Is the World Really in a “Polycrisis”
Does the newly popularised term ‘polycrisis’ best describe what’s happening in the world? There’s no denying that since the 2008 financial crisis the world has been plagued by crises, both acute and widespread – from the hangover of Brexit to the global pandemic.
Many have been using the term polycrisis to describe the simultaneous and overlapping crises facing the world today. This sense of a crisis-ridden world is shared by many, but how accurate is it?

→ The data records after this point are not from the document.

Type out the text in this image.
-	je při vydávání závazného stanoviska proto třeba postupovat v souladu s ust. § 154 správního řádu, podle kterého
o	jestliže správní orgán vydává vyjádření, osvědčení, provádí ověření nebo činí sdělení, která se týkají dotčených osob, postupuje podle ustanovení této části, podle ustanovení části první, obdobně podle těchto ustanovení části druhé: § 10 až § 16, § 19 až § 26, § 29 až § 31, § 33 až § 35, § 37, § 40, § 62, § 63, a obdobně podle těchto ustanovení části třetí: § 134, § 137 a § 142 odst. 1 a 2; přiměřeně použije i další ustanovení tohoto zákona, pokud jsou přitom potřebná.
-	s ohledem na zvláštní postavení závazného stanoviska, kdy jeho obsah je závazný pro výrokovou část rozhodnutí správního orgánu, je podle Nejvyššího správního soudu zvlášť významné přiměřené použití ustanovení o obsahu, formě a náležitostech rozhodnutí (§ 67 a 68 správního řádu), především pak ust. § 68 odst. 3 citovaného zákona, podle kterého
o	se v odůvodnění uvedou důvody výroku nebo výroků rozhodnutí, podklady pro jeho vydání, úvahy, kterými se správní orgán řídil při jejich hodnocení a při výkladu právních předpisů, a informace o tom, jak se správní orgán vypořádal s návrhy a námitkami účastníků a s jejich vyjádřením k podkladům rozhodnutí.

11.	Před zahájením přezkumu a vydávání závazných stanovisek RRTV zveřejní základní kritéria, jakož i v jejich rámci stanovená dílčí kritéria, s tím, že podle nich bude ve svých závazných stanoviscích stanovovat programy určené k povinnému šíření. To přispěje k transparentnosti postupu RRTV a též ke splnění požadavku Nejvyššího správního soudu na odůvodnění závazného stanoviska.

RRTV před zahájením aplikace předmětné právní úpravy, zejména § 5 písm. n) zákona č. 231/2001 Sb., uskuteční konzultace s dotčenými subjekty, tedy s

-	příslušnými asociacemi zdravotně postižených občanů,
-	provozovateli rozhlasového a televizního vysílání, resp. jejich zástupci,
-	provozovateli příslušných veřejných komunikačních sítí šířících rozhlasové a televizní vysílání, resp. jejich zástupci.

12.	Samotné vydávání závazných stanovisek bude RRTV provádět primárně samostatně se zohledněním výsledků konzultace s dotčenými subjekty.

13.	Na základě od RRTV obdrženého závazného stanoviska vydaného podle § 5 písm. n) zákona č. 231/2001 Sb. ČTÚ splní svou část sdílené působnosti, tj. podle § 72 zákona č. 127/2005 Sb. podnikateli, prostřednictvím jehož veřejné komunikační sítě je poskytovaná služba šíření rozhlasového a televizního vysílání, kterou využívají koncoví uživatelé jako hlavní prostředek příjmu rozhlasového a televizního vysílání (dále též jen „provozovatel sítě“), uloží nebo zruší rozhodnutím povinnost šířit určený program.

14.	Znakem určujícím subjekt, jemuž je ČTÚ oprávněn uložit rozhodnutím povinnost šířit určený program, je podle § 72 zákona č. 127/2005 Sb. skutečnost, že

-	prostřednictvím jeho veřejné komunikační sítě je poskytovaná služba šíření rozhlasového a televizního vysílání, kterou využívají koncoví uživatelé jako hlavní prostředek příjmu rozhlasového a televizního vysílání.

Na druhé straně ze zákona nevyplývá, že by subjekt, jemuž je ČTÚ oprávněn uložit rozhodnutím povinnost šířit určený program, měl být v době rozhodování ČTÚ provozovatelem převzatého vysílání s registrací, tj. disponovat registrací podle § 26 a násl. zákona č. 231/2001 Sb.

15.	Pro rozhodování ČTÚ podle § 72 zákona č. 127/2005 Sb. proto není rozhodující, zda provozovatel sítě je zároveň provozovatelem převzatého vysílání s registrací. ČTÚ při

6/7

Much ink has been spilled debating whether the notion of polycrisis is an empty buzzword or a relevant concept that can provide new and important insights (Homer-Dixon et al. 2023). In the inaugural session of the 2023 World Economic Forum (WEF) summit, “De-Globalization or Re-Globalization?”, for example, Adam Tooze advocated polycrisis as an apt characterisation of the state of the world, while Historian Niall Ferguson dismissed the term as an “illusion” and “mirage,” arguing that humanity’s present troubles are “just history happening.”
Polycrisis in action: Europe’s decade of discontent
The roots of the word polycrisis, the term conceived by French theorist Edgar Morin in the 1970s, were revived in 2016 by the then President of the European Commission, Jean-Clause Junker. Junker was describing the myriad crises ongoing within the European sphere: governing Europe in the aftermath of the Greek debt crisis, Russia’s invasion of Crimea in 2014 and the Syrian refugee crisis, set against the backdrop of Brexit.
Despite the globalisation of trade, these events show we are now living in a more fractious and fragmented world. US hegemony has been usurped by other spheres of influence – from China to Iran. For corporates and financial institutions, this turning point marks a new era of risk.
Mini budget, major consequences
Greg Jones, CRO, Europe and Asia Region, TD Securities, identifies some recent economic events that typify the key risk factors currently affecting the financial services sector.
“We had a fantastic reaction to COVID-19 from the central banks. They kept the financial industry and the economies on their feet. But then, as central banks and the regulators started to plan for the reversal of that, we ran straight into the liability-driven investment [LDI] episode, which was triggered by the Liz Truss and Kwasi Kwarteng mini-budget in September 2022.
“As we all know, this caused a strong market reaction and led to UK regulators looking at securities, financing transactions, fixed income and the market mechanisms that enabled this incident to happen,” explains Jones.
Ripple effects
Within six months of the mini budget, in March 2023, the world witnessed a US regional banking crisis when Silicon Valley Bank, Silvergate Bank and Signature Bank all failed.
“It’s common, of course, for banks to be strong in some areas and slightly behind in others. But this doesn’t mean that they’re risky or that they’re not in control. It just means that they’re probably not prepared for what might be around the corner,” says Jones.
The regulators came under intense public scrutiny because of the severe nature of these events and, in essence, what they reveal about the industry’s lack of communication and failure of meeting standards. The key for the FS as a whole is to uplift expectations and adhere to them.
While this was a crisis that permeated different regions and populations, whether it can be considered a polycrisis is still open to debate.